British musicologist and acedemic

David Richard Widdess, FBA (born 8 June 1951) is a musicologist and academic. Since 2005, he has been Professor of Musicology at the School of Oriental and African Studies, University of London.

== Career ==
Born on 8 June 1951, David Richard Widdess completed his undergraduate studies at Gonville and Caius College, Cambridge, graduating in 1972 with a Bachelor of Arts degree in music. The following year, he received the Bachelor of Music degree from the University of Cambridge, before earning a Master of Arts degree in South-East Asian area studies at the School of Oriental and African Studies, University of London (SOAS), in 1974. He returned to Cambridge to carry out his doctoral studies under the supervision of Laurence Picken (1974–79); his PhD was awarded in 1981 for his thesis "Early Indian musical forms: a study of notated examples from sources c. 600–1250". From 1977 to 1979, he was a research fellow at Christ's College, Cambridge, and remained there as Director of Music Studies (from 1978 to 1982). In 1979, he was appointed to a lectureship in Indian music at SOAS; Widdess was promoted to a senior lectureship in ethnomusicology in 1992, and then to a readership six years later. He was head of the Department of Music at SOAS from 1999 to 2002, and since 2005 has been Professor Musicology at the institution. He was also co-editor of the British Journal of Ethnomusicology from 1992 to 1997.

According to his British Academy profile, Widdess's research focuses on the "musicology of South Asia, including history, theory, analysis and social context of music in North India and Nepal", as well as "music and religion in South Asia; analysis of world music; [and] music cognition, performance and meaning in oral traditions".

== Awards and honours ==
In 2006, Widdess received the Music Forum (Mumbai) Award for contributions to Indian Music.

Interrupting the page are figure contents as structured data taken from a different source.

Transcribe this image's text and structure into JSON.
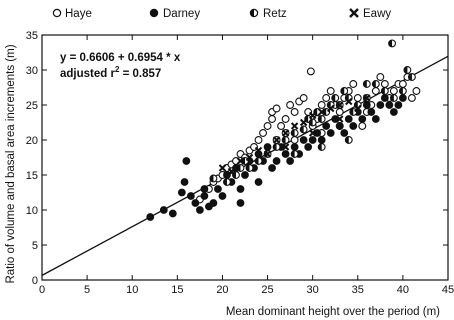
{
  "chart_data": {
    "type": "scatter",
    "title": "",
    "xlabel": "Mean dominant height over the period (m)",
    "ylabel": "Ratio of volume and basal area increments (m)",
    "xlim": [
      0,
      45
    ],
    "ylim": [
      0,
      35
    ],
    "xticks": [
      "0",
      "5",
      "10",
      "15",
      "20",
      "25",
      "30",
      "35",
      "40",
      "45"
    ],
    "yticks": [
      "0",
      "5",
      "10",
      "15",
      "20",
      "25",
      "30",
      "35"
    ],
    "grid": false,
    "legend_position": "top",
    "annotation": {
      "equation": "y = 0.6606 + 0.6954 * x",
      "r2_prefix": "adjusted  r",
      "r2_sup": "2",
      "r2_value": " = 0.857"
    },
    "regression": {
      "intercept": 0.6606,
      "slope": 0.6954
    },
    "series": [
      {
        "name": "Haye",
        "marker": "open-circle",
        "points": [
          [
            17.5,
            11.5
          ],
          [
            18.5,
            13
          ],
          [
            19,
            14
          ],
          [
            19.5,
            14.5
          ],
          [
            20,
            15
          ],
          [
            20.5,
            16
          ],
          [
            21,
            16.5
          ],
          [
            21.5,
            17
          ],
          [
            22,
            18
          ],
          [
            22.5,
            17.5
          ],
          [
            23,
            18.5
          ],
          [
            23.5,
            19
          ],
          [
            24,
            20
          ],
          [
            24.5,
            21
          ],
          [
            25,
            22
          ],
          [
            25.5,
            23
          ],
          [
            25.5,
            24
          ],
          [
            26,
            24.5
          ],
          [
            26.5,
            22
          ],
          [
            27,
            23
          ],
          [
            27.5,
            25
          ],
          [
            28,
            24
          ],
          [
            28.5,
            25.5
          ],
          [
            29,
            26
          ],
          [
            29.5,
            24
          ],
          [
            29.8,
            29.8
          ],
          [
            30,
            22
          ],
          [
            30.5,
            23
          ],
          [
            31,
            25
          ],
          [
            31.5,
            26
          ],
          [
            32,
            27
          ],
          [
            32.5,
            25
          ],
          [
            33,
            24
          ],
          [
            33.5,
            26
          ],
          [
            34,
            27
          ],
          [
            34.5,
            28
          ],
          [
            35,
            26
          ],
          [
            35.5,
            22
          ],
          [
            36,
            24
          ],
          [
            36.5,
            25
          ],
          [
            37,
            27
          ],
          [
            37.5,
            29
          ],
          [
            38,
            28
          ],
          [
            38.5,
            26
          ],
          [
            39,
            27
          ],
          [
            39.5,
            28
          ],
          [
            40,
            28
          ],
          [
            40.5,
            29
          ],
          [
            41,
            26
          ],
          [
            41.5,
            27
          ],
          [
            27,
            21
          ],
          [
            28,
            20
          ],
          [
            31,
            21
          ],
          [
            33,
            22
          ],
          [
            26,
            20
          ]
        ]
      },
      {
        "name": "Darney",
        "marker": "filled-circle",
        "points": [
          [
            12,
            9
          ],
          [
            13.5,
            10
          ],
          [
            14.5,
            9.5
          ],
          [
            15.5,
            12.5
          ],
          [
            15.8,
            14
          ],
          [
            16,
            17
          ],
          [
            16.5,
            12
          ],
          [
            17,
            11
          ],
          [
            17.5,
            10
          ],
          [
            18,
            12
          ],
          [
            18.5,
            10.5
          ],
          [
            19,
            11
          ],
          [
            19.5,
            13
          ],
          [
            20,
            12
          ],
          [
            20.5,
            15
          ],
          [
            21,
            14
          ],
          [
            21.5,
            16
          ],
          [
            22,
            13
          ],
          [
            22.5,
            15
          ],
          [
            23,
            17
          ],
          [
            23.5,
            16
          ],
          [
            24,
            18
          ],
          [
            24.5,
            17
          ],
          [
            25,
            19
          ],
          [
            25.5,
            16
          ],
          [
            26,
            17
          ],
          [
            26.5,
            19
          ],
          [
            27,
            18
          ],
          [
            27.5,
            17
          ],
          [
            28,
            19
          ],
          [
            28.5,
            18
          ],
          [
            29,
            20
          ],
          [
            29.5,
            19
          ],
          [
            30,
            20
          ],
          [
            30.5,
            21
          ],
          [
            31,
            20
          ],
          [
            31.5,
            22
          ],
          [
            32,
            21
          ],
          [
            32.5,
            23
          ],
          [
            33,
            22
          ],
          [
            33.5,
            21
          ],
          [
            34,
            23
          ],
          [
            34.5,
            22
          ],
          [
            35,
            24
          ],
          [
            35.5,
            23
          ],
          [
            36,
            25
          ],
          [
            36.5,
            24
          ],
          [
            37,
            23
          ],
          [
            37.5,
            25
          ],
          [
            38,
            26
          ],
          [
            38.5,
            25
          ],
          [
            39,
            24
          ],
          [
            39.5,
            25
          ],
          [
            40,
            26
          ],
          [
            24,
            14
          ],
          [
            22,
            11
          ],
          [
            18,
            13
          ]
        ]
      },
      {
        "name": "Retz",
        "marker": "half-circle",
        "points": [
          [
            19,
            14.5
          ],
          [
            20.5,
            14
          ],
          [
            21.5,
            15
          ],
          [
            22,
            16
          ],
          [
            22.5,
            17
          ],
          [
            23,
            16
          ],
          [
            24,
            17
          ],
          [
            25,
            18
          ],
          [
            26,
            19
          ],
          [
            27,
            20
          ],
          [
            28,
            21
          ],
          [
            29,
            21.5
          ],
          [
            29.5,
            23
          ],
          [
            30,
            22.5
          ],
          [
            30.5,
            24
          ],
          [
            31,
            23
          ],
          [
            31.5,
            24
          ],
          [
            32,
            25
          ],
          [
            32.5,
            26
          ],
          [
            33,
            25
          ],
          [
            33.5,
            27
          ],
          [
            34,
            26
          ],
          [
            34.5,
            24
          ],
          [
            35,
            25
          ],
          [
            36,
            26
          ],
          [
            37,
            28
          ],
          [
            38,
            27
          ],
          [
            38.8,
            33.8
          ],
          [
            39,
            26
          ],
          [
            40,
            27
          ],
          [
            40.5,
            30
          ],
          [
            41,
            29
          ],
          [
            36,
            28
          ],
          [
            34,
            20
          ],
          [
            31,
            19
          ],
          [
            28,
            18
          ]
        ]
      },
      {
        "name": "Eawy",
        "marker": "x-cross",
        "points": [
          [
            20,
            16
          ],
          [
            21,
            15.5
          ],
          [
            22,
            17
          ],
          [
            23,
            17.5
          ],
          [
            24,
            18.5
          ],
          [
            25,
            18
          ],
          [
            26,
            20
          ],
          [
            27,
            21
          ],
          [
            28,
            22
          ],
          [
            29,
            22.5
          ],
          [
            30,
            23.5
          ],
          [
            31,
            24
          ],
          [
            32,
            24.5
          ],
          [
            33,
            25
          ],
          [
            34,
            25.5
          ],
          [
            35,
            24.5
          ],
          [
            36,
            26
          ],
          [
            30,
            21
          ],
          [
            27,
            19
          ],
          [
            33,
            23
          ]
        ]
      }
    ]
  }
}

In 2015, Widdess was elected a Fellow of the British Academy, the United Kingdom's national academy for humanities and social sciences.

== Selected publications ==
- (Co-editor with R. F. Wolpert) Music and Tradition: Essays on Asian and Other Musics Presented to Laurence Picken (Cambridge University Press, 1981).
- (Editor) Musica Asiatica, vol. 5 (Cambridge University Press, 1988).
- The Rāgas of Early Indian Music: Modes, Melodies and Musical Notations from the Gupta period to c. 1250 (Clarendon Press, 1995).
- (Co-author with Ritwik Sanyal) Dhrupad: Tradition and Performance in Indian Music (Ashgate, 2004).